Avec une difficulté réelle pour tout metteur en scène: comment concilier la situation tragique d’un amour impossible  et un naturalisme évident. Christine fait la cuisine devant nous, Jean cire les bottes du comte, en même temps que se noue une passion dévorante et insoluble dès le départ, sinon par la mort et la séparation entre deux êtres.
Strindberg révèle ici son mal-être permanent, et la question des relations entre hommes et femmes , surtout quand elle ne sont pas du même milieu, l’a visiblement taraudé toute sa vie. Il faut rappeler que sa mère avait d’abord été la servante de son père avant quelle ne se marie avec lui, et lui-même a divorcé trois fois…
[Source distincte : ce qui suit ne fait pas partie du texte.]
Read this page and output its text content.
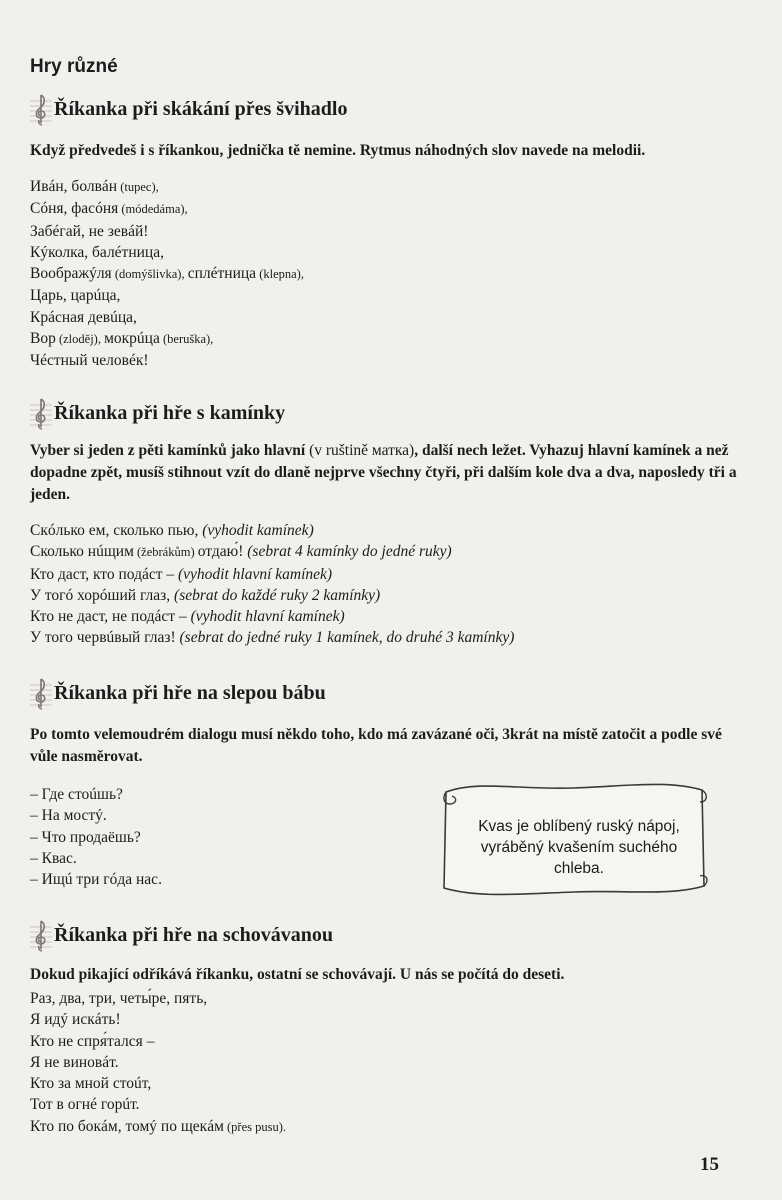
Hry různé
Říkanka při skákání přes švihadlo

Když předvedeš i s říkankou, jednička tě nemine. Rytmus náhodných slov navede na melodii.

Ивáн, болвáн (tupec),
Сóня, фасóня (módedáma),
Забéгай, не зевáй!
Кýколка, балéтница,
Воображýля (domýšlivka), сплéтница (klepna),
Царь, царúца,
Крáсная девúца,
Вор (zloděj), мокрúца (beruška),
Чéстный человéк!
Říkanka při hře s kamínky

Vyber si jeden z pěti kamínků jako hlavní (v ruštině матка), další nech ležet. Vyhazuj hlavní kamínek a než dopadne zpět, musíš stihnout vzít do dlaně nejprve všechny čtyři, při dalším kole dva a dva, naposledy tři a jeden.

Скóлько ем, сколько пью, (vyhodit kamínek)
Сколько нúщим (žebrákům) отдаю́! (sebrat 4 kamínky do jedné ruky)
Кто даст, кто подáст – (vyhodit hlavní kamínek)
У тогó хорóший глаз, (sebrat do každé ruky 2 kamínky)
Кто не даст, не подáст – (vyhodit hlavní kamínek)
У того червúвый глаз! (sebrat do jedné ruky 1 kamínek, do druhé 3 kamínky)
Říkanka při hře na slepou bábu

Po tomto velemoudrém dialogu musí někdo toho, kdo má zavázané oči, 3krát na místě zatočit a podle své vůle nasměrovat.

– Где стоúшь?
– На мостý.
– Что продаёшь?
– Квас.
– Ищú три гóда нас.
Kvas je oblíbený ruský nápoj, vyráběný kvašením suchého chleba.
Říkanka při hře na schovávanou

Dokud pikající odříkává říkanku, ostatní se schovávají. U nás se počítá do deseti.

Раз, два, три, четы́ре, пять,
Я идý искáть!
Кто не спря́тался –
Я не виновáт.
Кто за мной стоúт,
Тот в огнé горúт.
Кто по бокáм, томý по щекáм (přes pusu).
15
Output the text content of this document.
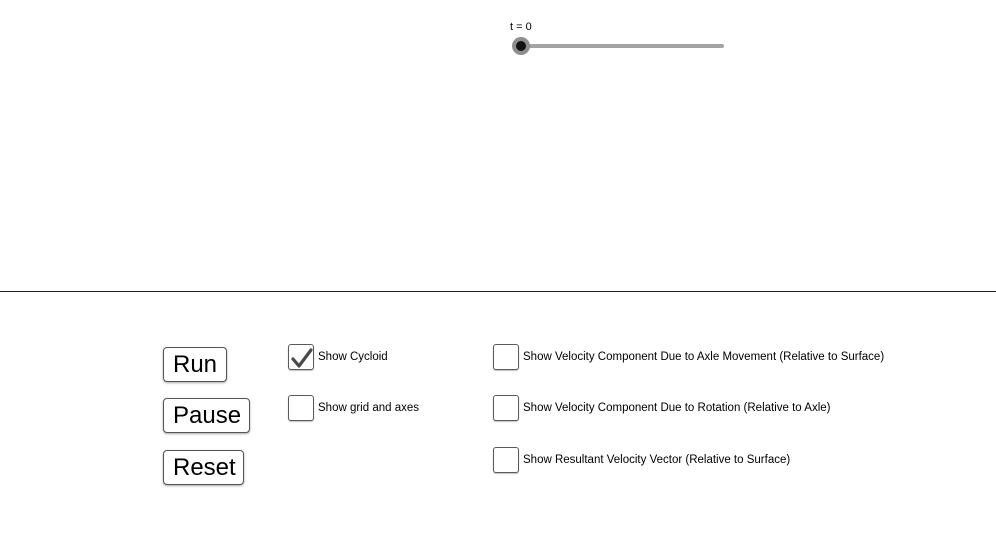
t = 0
Run
Pause
Reset
Show Cycloid
Show grid and axes
Show Velocity Component Due to Axle Movement (Relative to Surface)
Show Velocity Component Due to Rotation (Relative to Axle)
Show Resultant Velocity Vector (Relative to Surface)
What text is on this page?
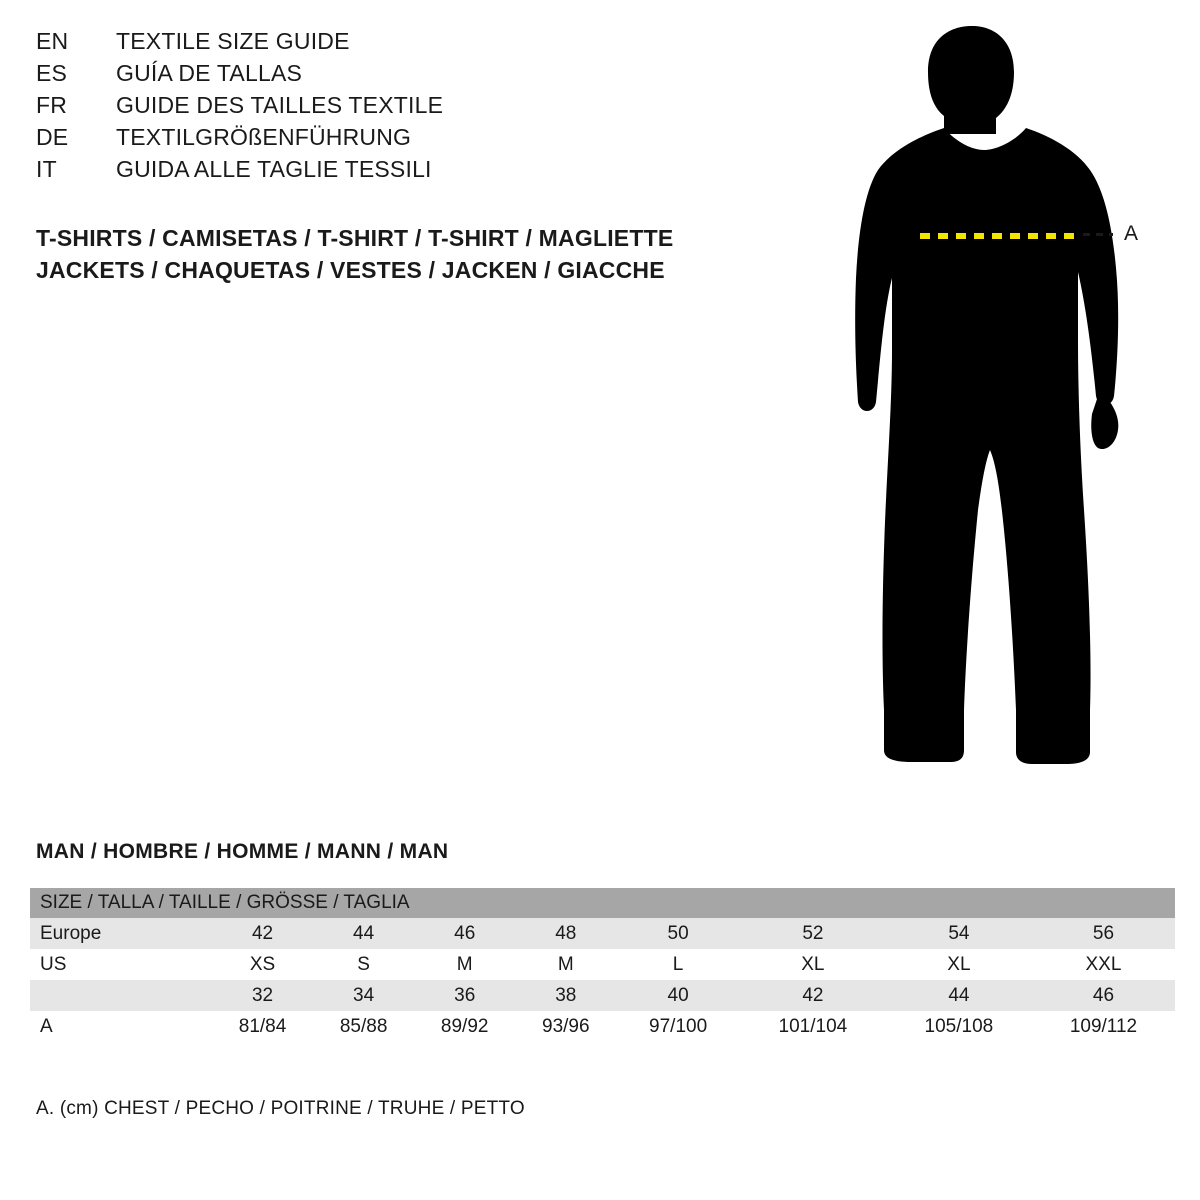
EN	TEXTILE SIZE GUIDE
ES	GUÍA DE TALLAS
FR	GUIDE DES TAILLES TEXTILE
DE	TEXTILGRÖßENFÜHRUNG
IT	GUIDA ALLE TAGLIE TESSILI
T-SHIRTS / CAMISETAS / T-SHIRT / T-SHIRT / MAGLIETTE
JACKETS / CHAQUETAS / VESTES / JACKEN / GIACCHE
A
MAN / HOMBRE / HOMME / MANN / MAN
SIZE / TALLA / TAILLE / GRÖSSE / TAGLIA								
Europe	42	44	46	48	50	52	54	56
US	XS	S	M	M	L	XL	XL	XXL
	32	34	36	38	40	42	44	46
A	81/84	85/88	89/92	93/96	97/100	101/104	105/108	109/112
A. (cm) CHEST / PECHO / POITRINE / TRUHE / PETTO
Et le dramaturge suédois reconnaît sans détour qu’il a puisé le thème de Mademoiselle Julie, dans la vie réelle; toute la pièce est en fait un « immense règlement de compte entre des êtres dressés les uns contre les autres dans une perpétuelle revendication « comme disait Adamov:  » et un antagonisme violent entre l’homme et de la femme,  fondé sur  un problème d’ascension et de  chute sociale ».  Julie ne peut pas admettre les raisons de Jean , et réciproquement. Finalement ,tout les sépare, même s’ils ont toujours vécu dans la même maison. C’est ce que va révéler cette  nuit de la Saint-Jean, où bien des choses sont permises et où les relations entre maîtres et serviteurs  plus floue qu’à l’habitude: Julie, qui a rompu ses fiançailles est  attirée par Jean, même si l’on ne danse pas avec les paysans ou les domestiques, et même si Jean est déjà fiancé avec Christine la cuisinière.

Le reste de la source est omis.